Despite the evolution that causes a large number of differences, many plants work the same way. Now a new study has revealed the different genetic strategies that different types of flower species use to achieve the same status quo.
In flowering plants, stem cells are crucial for survival. Influenced by environmental factors, stem cells determine how and when a plant will grow. Whether a plant needs deep roots, higher stems or more leaves and flowers, it is the stem cells that produce new cells for the job.
That is also why having too many or too few stem cells can disrupt the growth of a plant.
Responsible for all this is a "core genetic circuit that is found in all flowering plants," says CSHL Professor and HHMI researcher Zach Lippman.
Published in a paper in Natural genetics, Lippman and CSHL Professor David Jackson describe the genetic mechanisms that ensure that "a deeply conserved stem circuit" retains some function even if defects occur in a signal protein called CLV3 and the receptor with which it interacts, CLV1.
"Those players are crucial to ensure that a plant has the right number of stem cells throughout life, and we discovered that there are backup systems that pop up when these players are affected by accidental mutations," Lippman explains.
The researchers have found that while stem cell cycles are essential for flowering plants, the genetic backup systems can vary drastically from plant to plant.
For example, if the gene that produces CLV3 is disrupted by a mutation in a tomato, a related gene will take care of it.
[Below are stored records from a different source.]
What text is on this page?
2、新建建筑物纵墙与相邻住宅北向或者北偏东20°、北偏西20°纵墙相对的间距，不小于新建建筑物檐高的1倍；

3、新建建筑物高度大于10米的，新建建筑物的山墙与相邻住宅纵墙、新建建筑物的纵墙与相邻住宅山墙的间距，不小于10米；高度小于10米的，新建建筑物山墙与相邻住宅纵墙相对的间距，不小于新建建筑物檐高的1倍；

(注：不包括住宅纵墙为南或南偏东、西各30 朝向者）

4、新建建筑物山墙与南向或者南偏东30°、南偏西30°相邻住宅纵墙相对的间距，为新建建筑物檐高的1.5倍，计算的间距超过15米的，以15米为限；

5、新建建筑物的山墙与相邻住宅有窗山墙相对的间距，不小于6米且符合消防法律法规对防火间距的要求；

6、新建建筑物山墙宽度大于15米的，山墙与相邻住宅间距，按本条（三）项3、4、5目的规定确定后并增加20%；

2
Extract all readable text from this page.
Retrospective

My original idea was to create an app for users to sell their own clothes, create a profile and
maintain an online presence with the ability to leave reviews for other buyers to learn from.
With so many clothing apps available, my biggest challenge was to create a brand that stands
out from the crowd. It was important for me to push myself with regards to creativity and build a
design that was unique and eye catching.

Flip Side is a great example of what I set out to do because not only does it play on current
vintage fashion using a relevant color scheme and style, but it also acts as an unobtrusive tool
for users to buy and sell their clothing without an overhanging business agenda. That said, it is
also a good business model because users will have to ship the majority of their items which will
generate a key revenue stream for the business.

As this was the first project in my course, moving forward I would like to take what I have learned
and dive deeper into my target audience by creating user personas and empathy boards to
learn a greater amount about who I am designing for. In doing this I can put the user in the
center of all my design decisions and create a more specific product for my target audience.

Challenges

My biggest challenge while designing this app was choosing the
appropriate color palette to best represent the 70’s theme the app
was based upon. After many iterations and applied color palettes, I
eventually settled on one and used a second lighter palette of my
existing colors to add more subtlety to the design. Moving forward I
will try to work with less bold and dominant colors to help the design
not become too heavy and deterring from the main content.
However, the Jackson team discovered that in the case of corn, two genes work in parallel to produce the essential signal protein.
"I like to compare it to a rowing boat," Lippman adds. "In tomato there are two people who can row but only one row. But if the main rudder injures his arm, the second person can pick up the oars. In corn they both row, although not necessarily with equal effort and in Arabidopsis [rockcress] you have one main rose supported by seven, eight or nine other rowers in the boat; and it looks like only one has a full strap. The rest uses only very small paddles. "
"We were surprised to see such big differences," Jackson says, "but in retrospect it reveals the power of evolution in finding new ways to protect critical development circles."
According to Jackson, Lippman and their colleagues, understanding these species-specific strategies for protecting important genetic interactions will be essential for achieving "intelligent crop design" and using genome editing to improve agricultural productivity and sustainability.
Material supplied by Cold Spring Harbor Laboratory. Note: Content can be edited for style and length.